All’affermazione di questo modello classico diede sostanziale contributo la dinastia degli Antegnati di Brescia, soprattutto Graziadio (c. 1525 + c. 1588) e suo figlio Costanzo (1549 + 1624), reso celebre anche dalla redazione del trattatello L’arte organica (Brescia 1608), contenente il catalogo degli organi usciti dalla sua bottega.

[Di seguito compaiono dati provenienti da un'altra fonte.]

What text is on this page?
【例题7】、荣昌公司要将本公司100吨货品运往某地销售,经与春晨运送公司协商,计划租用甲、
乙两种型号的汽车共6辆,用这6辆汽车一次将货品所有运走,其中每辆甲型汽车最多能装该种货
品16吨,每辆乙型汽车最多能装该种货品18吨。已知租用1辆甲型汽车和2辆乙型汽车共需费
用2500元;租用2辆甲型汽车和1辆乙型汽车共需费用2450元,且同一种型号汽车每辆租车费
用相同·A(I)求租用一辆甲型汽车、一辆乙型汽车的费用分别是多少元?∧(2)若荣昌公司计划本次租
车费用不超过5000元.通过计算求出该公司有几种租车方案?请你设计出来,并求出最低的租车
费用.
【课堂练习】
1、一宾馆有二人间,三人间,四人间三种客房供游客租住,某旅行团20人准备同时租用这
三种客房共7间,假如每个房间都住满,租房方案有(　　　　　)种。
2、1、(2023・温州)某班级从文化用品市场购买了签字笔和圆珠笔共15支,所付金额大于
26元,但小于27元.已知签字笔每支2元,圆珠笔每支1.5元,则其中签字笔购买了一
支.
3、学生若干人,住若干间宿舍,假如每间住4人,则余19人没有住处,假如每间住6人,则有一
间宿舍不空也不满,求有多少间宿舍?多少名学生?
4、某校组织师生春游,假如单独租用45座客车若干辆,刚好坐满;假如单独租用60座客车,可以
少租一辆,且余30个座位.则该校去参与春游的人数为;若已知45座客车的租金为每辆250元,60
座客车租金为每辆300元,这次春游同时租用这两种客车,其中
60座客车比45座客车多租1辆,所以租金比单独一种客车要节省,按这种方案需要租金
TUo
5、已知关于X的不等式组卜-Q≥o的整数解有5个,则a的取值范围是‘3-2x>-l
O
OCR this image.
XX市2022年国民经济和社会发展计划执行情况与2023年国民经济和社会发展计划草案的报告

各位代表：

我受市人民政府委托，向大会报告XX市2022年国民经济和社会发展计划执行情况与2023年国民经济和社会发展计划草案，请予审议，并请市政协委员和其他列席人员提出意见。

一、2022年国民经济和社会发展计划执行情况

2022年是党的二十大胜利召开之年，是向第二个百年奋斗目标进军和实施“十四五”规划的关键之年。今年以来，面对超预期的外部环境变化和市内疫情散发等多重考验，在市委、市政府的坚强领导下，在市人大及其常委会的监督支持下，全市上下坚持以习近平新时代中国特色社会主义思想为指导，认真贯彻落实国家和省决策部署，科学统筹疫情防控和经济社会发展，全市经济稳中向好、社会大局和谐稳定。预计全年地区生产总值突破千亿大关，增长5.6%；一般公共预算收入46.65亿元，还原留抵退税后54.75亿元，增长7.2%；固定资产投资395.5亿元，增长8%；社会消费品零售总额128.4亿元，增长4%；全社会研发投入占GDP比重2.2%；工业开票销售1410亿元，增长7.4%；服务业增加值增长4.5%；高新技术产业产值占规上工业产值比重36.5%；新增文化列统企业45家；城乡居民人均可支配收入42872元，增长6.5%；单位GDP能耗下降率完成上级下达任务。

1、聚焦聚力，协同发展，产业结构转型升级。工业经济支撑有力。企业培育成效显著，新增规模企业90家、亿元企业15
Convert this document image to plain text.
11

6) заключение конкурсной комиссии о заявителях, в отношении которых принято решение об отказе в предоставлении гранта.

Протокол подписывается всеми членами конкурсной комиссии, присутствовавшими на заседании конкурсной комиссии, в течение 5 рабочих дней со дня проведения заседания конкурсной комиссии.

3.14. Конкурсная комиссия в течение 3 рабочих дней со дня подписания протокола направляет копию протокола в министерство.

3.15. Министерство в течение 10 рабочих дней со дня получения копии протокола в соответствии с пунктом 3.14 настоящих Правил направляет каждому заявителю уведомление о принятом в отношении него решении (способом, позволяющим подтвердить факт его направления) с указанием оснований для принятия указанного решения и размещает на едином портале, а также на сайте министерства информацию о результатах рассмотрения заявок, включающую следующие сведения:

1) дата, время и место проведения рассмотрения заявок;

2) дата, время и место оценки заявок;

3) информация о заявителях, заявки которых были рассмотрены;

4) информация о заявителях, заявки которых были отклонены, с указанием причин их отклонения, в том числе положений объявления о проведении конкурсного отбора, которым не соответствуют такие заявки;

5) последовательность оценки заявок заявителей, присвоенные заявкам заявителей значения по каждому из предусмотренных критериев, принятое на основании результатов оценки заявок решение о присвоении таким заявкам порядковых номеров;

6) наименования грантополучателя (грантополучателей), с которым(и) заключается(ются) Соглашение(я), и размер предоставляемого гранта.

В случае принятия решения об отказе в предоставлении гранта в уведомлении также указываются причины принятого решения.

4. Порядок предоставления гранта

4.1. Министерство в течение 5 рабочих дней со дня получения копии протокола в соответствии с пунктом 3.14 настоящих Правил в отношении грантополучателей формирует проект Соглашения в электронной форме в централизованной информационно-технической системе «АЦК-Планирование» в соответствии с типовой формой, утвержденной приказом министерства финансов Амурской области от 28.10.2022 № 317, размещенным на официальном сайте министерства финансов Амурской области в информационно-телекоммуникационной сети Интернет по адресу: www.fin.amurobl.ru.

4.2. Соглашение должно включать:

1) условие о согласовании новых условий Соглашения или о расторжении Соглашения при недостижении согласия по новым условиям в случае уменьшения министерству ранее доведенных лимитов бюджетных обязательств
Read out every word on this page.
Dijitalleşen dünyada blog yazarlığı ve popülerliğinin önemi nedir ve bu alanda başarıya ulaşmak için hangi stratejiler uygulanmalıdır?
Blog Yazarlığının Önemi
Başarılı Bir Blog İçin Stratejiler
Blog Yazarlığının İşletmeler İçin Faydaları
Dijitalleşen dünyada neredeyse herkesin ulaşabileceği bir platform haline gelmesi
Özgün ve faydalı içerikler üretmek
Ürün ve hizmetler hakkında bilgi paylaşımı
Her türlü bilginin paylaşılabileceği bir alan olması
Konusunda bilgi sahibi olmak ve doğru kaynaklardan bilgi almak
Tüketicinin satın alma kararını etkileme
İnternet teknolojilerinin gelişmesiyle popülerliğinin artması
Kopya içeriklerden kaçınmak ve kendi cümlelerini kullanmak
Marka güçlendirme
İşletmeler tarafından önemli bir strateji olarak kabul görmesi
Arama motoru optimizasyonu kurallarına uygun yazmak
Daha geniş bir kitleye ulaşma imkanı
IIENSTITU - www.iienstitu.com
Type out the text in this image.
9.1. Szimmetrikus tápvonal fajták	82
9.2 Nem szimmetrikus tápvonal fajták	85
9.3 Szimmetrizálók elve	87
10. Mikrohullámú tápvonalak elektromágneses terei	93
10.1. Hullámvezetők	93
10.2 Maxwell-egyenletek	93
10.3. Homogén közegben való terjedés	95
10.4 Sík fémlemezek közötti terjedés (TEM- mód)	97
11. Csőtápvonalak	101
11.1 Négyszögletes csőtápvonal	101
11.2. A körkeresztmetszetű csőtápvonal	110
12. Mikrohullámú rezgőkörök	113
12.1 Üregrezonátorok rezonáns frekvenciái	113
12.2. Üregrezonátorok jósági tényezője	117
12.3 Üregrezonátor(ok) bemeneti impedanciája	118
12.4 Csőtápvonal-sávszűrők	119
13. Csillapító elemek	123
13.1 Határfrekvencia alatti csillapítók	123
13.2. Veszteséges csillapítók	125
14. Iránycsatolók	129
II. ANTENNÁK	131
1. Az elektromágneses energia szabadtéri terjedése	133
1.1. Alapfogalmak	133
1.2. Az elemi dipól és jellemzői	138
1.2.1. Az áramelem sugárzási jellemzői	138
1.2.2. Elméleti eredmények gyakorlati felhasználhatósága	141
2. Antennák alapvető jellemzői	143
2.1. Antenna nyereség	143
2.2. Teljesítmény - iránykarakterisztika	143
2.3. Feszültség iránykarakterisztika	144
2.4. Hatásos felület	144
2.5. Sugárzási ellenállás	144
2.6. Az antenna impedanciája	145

Il ramo milanese della famiglia è rappresentato da Giovanni Giacomo e suo figlio Benedetto.

Dalla bottega del Facchetti presero le mosse gli allievi Taddeo Cestoni e Giovanni Giacomo Calvi di Piacenza;altri nomi meno noti sono Marcantonio Briosi da Mantova, Bernardino e Paolo Molinini di Piacenza e Giuseppe e Giovanni Angelo Vitani di Pavia.

Durante lo stesso secolo fiorirono altre figure o stirpi di organari:

  • a Cremona Giacomino Fissirago, Giacomo Filippo Maineri e suo figlio Giovanni Francesco, Lorenzo Stanga;
  • a Milano i Valvassori (Cristoforo, Giovanni Battista, Lucio, Ercole, Michelangelo e Girolamo) giungono fino alla metà del Seicento;
  • a Brescia sono attivi i discendenti di Costanzo Antegnati sino alla fine del ‘600, cui si affiancano Tommaso Meiarini e Bernardino Virchi;
  • nella repubblica di Venezia operarono durante il Cinquecento le famiglie dei Vicentini e dei Trasuntini, ma la figura emergente sembra essere quella di Vincenzo Colombi da Casale Monferrato, cui subentrò Vincenzo Colonna;
  • in Toscana fiorì la scuola cortonese, con Luca di Bernardino, Onofrio Zeffirini (attivo tra 1550 e 1575), Giovanni Battista Contini (1543 + 1603), Cesare Romani (1544 + 1616), alla cui stirpe diede lustro Luca (1583 + 1644);
  • la scuola lucchese annovera la famiglia Ravani, con Andrea (1575 + 1616), Cosimo (1584 + 1635) e Bartolomeo, e altri nomi noti Carlo Puccini (1614 + 1686), gli Stefanini (Bartolomeo e Jacopo), i Cacioli (Domenico, Giovanni Francesco, Domenico junior), Domenico Matteoni, Benedetto Maracci, Buonfiglio Vambre, Giovanni Domenico Natale Franchini, i Crudeli (Michelangelo, Giuseppe, Salvatore e Federico) fino alle soglie del secolo XIX;
  • Tratti divergenti dal tipo d’organo usuale presentano spesso le opere dei Cipri (Giovanni c. 1505 + 1575, i figli Giuliano e Paolo e il figlio di questi Agostino) per la presenza di registri ad ancia (Tromboni di lunghezza reale e Cornamuse a tuba corta) e talvolta persino del Flauto unisono del Principale; la loro attività promana dal ceppo ferrarese e si estende da Bologna a Piacenza, a Brescia, a Fano.
  • Simile indirizzo seguì il centese Baldassarre Malamini (c. 1540 + 1614), presente a Bologna, a Modena, a Ravenna, a Reggio Emilia, a Loreto.